Passenger, Metro 54, 2009
You see him all the time.
Everywhere.
He lives and moves and operates in your world. You exist in the same orbit of sidewalks and stores and parks and stoplights. He minds his own business, tends to his own thoughts. He shares nothing of himself with you, is uninterested in you, and seems entirely comfortable with that arrangement.
He won't make eye contact with you. But, why would he? You offer him nothing but your curiosity and, maybe, your contempt.
His age is indeterminate. He could be anywhere from thirty to fifty. He is white and small and scrawny. He sports a goatee. He wears a loose fitting t-shirt, tattered jeans, and a baseball hat worn backwards. And always sunglasses. Today he is listening to something, or nothing, on oversized headphones.

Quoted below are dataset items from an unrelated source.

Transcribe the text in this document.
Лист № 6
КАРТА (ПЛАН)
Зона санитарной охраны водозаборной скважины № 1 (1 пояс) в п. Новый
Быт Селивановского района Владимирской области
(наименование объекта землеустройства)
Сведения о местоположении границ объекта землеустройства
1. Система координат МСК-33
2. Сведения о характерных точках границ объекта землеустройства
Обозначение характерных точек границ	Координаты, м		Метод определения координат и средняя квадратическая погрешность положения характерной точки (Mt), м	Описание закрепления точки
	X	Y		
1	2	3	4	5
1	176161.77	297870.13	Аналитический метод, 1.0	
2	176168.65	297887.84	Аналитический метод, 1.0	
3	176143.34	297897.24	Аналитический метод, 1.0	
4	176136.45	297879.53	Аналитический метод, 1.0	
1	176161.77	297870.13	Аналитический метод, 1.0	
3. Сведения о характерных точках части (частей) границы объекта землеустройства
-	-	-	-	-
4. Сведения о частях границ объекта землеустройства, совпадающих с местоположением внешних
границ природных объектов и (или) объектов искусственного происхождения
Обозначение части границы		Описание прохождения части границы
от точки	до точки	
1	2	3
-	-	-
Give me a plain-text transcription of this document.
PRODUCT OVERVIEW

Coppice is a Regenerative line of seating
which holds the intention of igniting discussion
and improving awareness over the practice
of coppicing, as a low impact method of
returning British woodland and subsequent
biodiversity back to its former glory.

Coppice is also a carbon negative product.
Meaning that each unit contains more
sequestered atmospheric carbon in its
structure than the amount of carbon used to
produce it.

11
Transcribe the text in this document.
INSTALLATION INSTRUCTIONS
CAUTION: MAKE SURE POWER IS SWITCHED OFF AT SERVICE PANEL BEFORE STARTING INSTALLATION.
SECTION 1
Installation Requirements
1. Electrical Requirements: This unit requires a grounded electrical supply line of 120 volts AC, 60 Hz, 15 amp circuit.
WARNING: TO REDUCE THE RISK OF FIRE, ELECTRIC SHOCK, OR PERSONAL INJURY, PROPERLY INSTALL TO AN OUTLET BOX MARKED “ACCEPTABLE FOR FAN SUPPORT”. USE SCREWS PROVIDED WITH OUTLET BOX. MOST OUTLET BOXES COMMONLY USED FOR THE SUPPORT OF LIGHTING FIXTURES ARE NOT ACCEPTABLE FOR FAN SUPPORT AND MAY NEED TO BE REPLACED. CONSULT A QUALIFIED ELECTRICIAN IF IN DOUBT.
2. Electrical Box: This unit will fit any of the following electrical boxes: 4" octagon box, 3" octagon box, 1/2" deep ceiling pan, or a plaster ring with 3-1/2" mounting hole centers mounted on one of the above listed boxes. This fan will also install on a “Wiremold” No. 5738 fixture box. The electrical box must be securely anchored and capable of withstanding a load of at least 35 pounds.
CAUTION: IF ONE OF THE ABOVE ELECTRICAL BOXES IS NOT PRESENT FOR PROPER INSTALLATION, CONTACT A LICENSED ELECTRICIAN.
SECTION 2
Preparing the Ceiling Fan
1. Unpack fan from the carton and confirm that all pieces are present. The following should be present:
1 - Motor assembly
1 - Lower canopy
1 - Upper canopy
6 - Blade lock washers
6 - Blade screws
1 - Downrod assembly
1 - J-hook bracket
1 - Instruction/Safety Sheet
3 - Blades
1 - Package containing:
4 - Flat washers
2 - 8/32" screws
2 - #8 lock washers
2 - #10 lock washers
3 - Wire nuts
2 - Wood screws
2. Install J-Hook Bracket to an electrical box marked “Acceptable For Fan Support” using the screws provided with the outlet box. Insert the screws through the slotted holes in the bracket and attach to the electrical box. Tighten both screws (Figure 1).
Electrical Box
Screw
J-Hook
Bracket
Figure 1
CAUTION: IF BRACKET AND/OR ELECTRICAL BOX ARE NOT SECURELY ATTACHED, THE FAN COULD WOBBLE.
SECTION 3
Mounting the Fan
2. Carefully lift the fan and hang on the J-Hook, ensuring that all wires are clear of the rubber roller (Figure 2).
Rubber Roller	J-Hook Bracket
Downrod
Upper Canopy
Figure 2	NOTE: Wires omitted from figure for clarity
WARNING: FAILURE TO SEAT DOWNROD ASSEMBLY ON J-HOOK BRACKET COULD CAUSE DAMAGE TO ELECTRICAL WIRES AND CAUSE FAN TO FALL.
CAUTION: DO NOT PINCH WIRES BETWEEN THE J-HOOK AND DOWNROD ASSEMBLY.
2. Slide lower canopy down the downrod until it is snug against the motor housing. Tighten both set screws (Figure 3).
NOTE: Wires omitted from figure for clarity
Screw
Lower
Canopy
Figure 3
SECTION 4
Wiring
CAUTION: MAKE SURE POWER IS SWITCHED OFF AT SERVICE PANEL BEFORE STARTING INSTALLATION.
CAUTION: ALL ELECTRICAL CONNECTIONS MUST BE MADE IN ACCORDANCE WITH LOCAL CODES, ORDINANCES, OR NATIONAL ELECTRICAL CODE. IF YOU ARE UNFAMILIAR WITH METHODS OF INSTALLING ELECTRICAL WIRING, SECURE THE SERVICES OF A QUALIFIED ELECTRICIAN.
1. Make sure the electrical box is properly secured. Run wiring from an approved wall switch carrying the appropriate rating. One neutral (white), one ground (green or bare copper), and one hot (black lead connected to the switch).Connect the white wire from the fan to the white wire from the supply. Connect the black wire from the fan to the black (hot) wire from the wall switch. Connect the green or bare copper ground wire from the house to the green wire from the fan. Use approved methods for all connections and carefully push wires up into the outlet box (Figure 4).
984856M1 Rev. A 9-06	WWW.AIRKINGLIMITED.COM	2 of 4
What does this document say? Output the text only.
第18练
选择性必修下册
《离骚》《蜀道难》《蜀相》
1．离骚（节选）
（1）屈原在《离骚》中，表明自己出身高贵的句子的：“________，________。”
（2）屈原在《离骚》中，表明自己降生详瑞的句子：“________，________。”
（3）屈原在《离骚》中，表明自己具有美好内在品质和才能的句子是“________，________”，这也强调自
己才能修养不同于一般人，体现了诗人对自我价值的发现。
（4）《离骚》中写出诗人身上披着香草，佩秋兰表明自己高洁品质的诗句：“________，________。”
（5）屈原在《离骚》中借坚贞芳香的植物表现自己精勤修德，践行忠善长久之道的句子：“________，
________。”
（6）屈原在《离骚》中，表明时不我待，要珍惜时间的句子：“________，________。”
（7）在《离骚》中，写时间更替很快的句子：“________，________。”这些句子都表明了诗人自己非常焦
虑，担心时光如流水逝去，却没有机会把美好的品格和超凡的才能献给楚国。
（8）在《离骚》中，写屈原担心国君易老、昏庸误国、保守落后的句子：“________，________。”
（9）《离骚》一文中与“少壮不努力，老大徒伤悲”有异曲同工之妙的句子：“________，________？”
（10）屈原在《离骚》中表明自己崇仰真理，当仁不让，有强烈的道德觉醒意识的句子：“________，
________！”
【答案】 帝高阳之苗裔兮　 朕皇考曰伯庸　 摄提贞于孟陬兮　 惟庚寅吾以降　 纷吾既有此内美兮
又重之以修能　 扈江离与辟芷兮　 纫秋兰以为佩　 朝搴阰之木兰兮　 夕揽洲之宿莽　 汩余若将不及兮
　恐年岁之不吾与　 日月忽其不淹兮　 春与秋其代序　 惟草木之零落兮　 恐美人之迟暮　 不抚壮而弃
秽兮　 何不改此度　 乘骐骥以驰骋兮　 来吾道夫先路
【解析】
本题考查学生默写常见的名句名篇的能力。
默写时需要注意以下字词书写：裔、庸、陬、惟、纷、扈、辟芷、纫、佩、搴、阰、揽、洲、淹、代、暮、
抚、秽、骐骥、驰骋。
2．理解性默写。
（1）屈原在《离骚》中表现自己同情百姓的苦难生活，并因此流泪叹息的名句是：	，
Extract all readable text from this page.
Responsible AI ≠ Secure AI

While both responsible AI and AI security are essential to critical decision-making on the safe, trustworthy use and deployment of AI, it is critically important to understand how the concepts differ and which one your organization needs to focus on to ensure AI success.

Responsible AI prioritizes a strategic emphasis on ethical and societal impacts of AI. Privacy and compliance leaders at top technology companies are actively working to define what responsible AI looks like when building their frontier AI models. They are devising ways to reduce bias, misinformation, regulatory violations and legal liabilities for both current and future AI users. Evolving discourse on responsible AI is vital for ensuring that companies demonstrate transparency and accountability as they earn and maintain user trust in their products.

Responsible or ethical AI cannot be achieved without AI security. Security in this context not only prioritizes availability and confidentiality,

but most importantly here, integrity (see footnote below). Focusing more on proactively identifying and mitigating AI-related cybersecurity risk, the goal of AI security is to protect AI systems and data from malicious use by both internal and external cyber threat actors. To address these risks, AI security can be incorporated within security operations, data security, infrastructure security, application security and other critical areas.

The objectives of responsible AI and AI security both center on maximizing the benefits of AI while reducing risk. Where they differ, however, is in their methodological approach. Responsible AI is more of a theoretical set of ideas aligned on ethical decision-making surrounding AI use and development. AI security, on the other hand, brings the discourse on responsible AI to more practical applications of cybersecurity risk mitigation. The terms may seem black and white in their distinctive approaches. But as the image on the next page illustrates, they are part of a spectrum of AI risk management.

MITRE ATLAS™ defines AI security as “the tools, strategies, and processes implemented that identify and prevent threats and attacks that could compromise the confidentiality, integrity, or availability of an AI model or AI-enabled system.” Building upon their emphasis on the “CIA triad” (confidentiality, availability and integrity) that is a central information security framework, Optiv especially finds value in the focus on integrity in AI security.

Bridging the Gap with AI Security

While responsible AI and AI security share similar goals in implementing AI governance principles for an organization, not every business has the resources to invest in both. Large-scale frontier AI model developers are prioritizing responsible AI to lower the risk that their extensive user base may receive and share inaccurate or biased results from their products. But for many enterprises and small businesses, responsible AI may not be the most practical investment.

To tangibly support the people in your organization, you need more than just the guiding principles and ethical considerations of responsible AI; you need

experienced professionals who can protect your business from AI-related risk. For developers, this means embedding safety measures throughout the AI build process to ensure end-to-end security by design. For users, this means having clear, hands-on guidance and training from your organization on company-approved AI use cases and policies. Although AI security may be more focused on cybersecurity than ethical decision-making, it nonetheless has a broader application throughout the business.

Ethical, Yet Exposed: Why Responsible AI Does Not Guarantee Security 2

He moves like a ghost, appearing here, then there, out of nowhere, unannounced. And just as quickly, he is gone. Without a trace.
(Maybe he really wants something from you and is following you, gathering information, making observations about you. Perhaps behind those sunglasses his steely eyes are tracking your every move. Might he be trying to break you down? Is he plotting some crime against you?)
You see him outside the pet store, squatting against the cool brick exterior. His hands are folded. His head is downcast, motionless. You take note of his posture, his dress, his willful disdain for convention, as you walk past. But he doesn’t seem to notice you.
Then you see him coming out of the auto parts store, hands in pockets, and he glides by you, brushing against you, without so much as a glance of recognition. He has something on his mind and it’s clearly not you.
You buy a candy bar and when you leave the drug store, he enters.
Minutes later, there he is again, standing outside a dark tavern by himself. Is this mere chance? (Of course it is.) Why does this man intrigue you so? Should you say something to him? Something stupid like, “Fancy running into you again.” No. You walk right by him like he does not exist and behind those black sunglasses he is just as perplexed and amused and slightly bothered by these encounters as you. Or so you like to think, anyway.
You wait for the bus to arrive to take you downtown, away from this neighborhood. And him.
You step onto the bus and pay your fare and you see him, of course, seated there, by himself, leaning against the window, buried under the oversized headphones, lost in thought.
Every instinct tells you to take a seat at the very back of the bus, hidden from his watchful eye, but you choose to sit just a few seats behind him because you need to see where this relationship is headed.